Je suis coach holistique, j’accompagne les personnes sur un aspect global : qui va de la tête en passant par le cœur et le corps. J’utilise pour ça le coaching et l’hypnose et aussi beaucoup l’aromathérapie. Depuis quelques mois j’ai validé un cursus avec Marianne Grasselli, qui développe l’écothérapie et les écorituels qui sont des rituels dans la nature.

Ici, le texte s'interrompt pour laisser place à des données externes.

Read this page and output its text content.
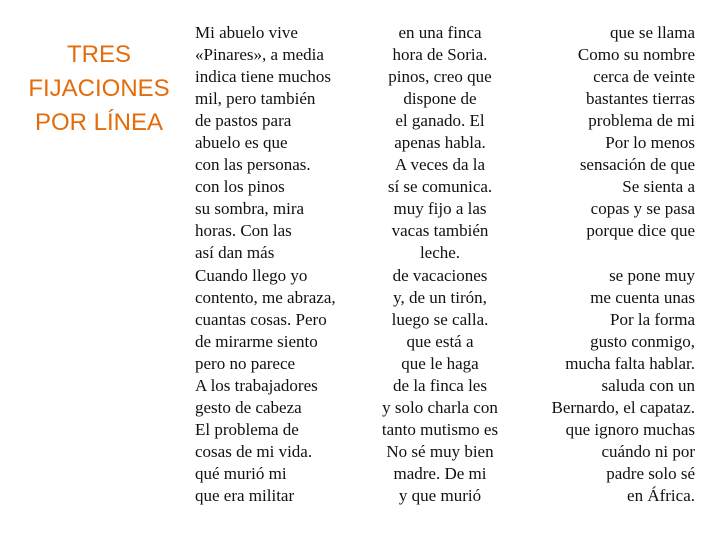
TRES
FIJACIONES
POR LÍNEA
Mi abuelo vive
«Pinares», a media
indica tiene muchos
mil, pero también
de pastos para
abuelo es que
con las personas.
con los pinos
su sombra, mira
horas. Con las
así dan más
Cuando llego yo
contento, me abraza,
cuantas cosas. Pero
de mirarme siento
pero no parece
A los trabajadores
gesto de cabeza
El problema de
cosas de mi vida.
qué murió mi
que era militar
en una finca
hora de Soria.
pinos, creo que
dispone de
el ganado. El
apenas habla.
A veces da la
sí se comunica.
muy fijo a las
vacas también
leche.
de vacaciones
y, de un tirón,
luego se calla.
que está a
que le haga
de la finca les
y solo charla con
tanto mutismo es
No sé muy bien
madre. De mi
y que murió
que se llama
Como su nombre
cerca de veinte
bastantes tierras
problema de mi
Por lo menos
sensación de que
Se sienta a
copas y se pasa
porque dice que
se pone muy
me cuenta unas
Por la forma
gusto conmigo,
mucha falta hablar.
saluda con un
Bernardo, el capataz.
que ignoro muchas
cuándo ni por
padre solo sé
en África.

Dans mes coaching j’aime utiliser la nature pour accompagner les personnes et les amener vers le chemin de la transformation psycho-émotionnelle voire de la « guérison ». J’aime bien utiliser l’odorat avec les quantiques olfactifs ou les huiles essentielles, par exemple.

Comment a germé l’idée de ce livre au milieu de toutes tes activités ?

Justement et j’ai oublié de le dire [rires], je suis gardienne de cercle et j’organise des voyages inspirants pour les femmes. J’ai réuni dans un livre tout ce que j’ai mis en place dans ces cercles de femmes au fil de ces 7 dernières années. Le livre reprend la structure de mes cercles, à savoir ; un thème, une méditation en lien avec ce thème, des questions d’introspection, une huile essentielle ou un atelier créatif et une pierre qui peut accompagner cette thématique ou cette période.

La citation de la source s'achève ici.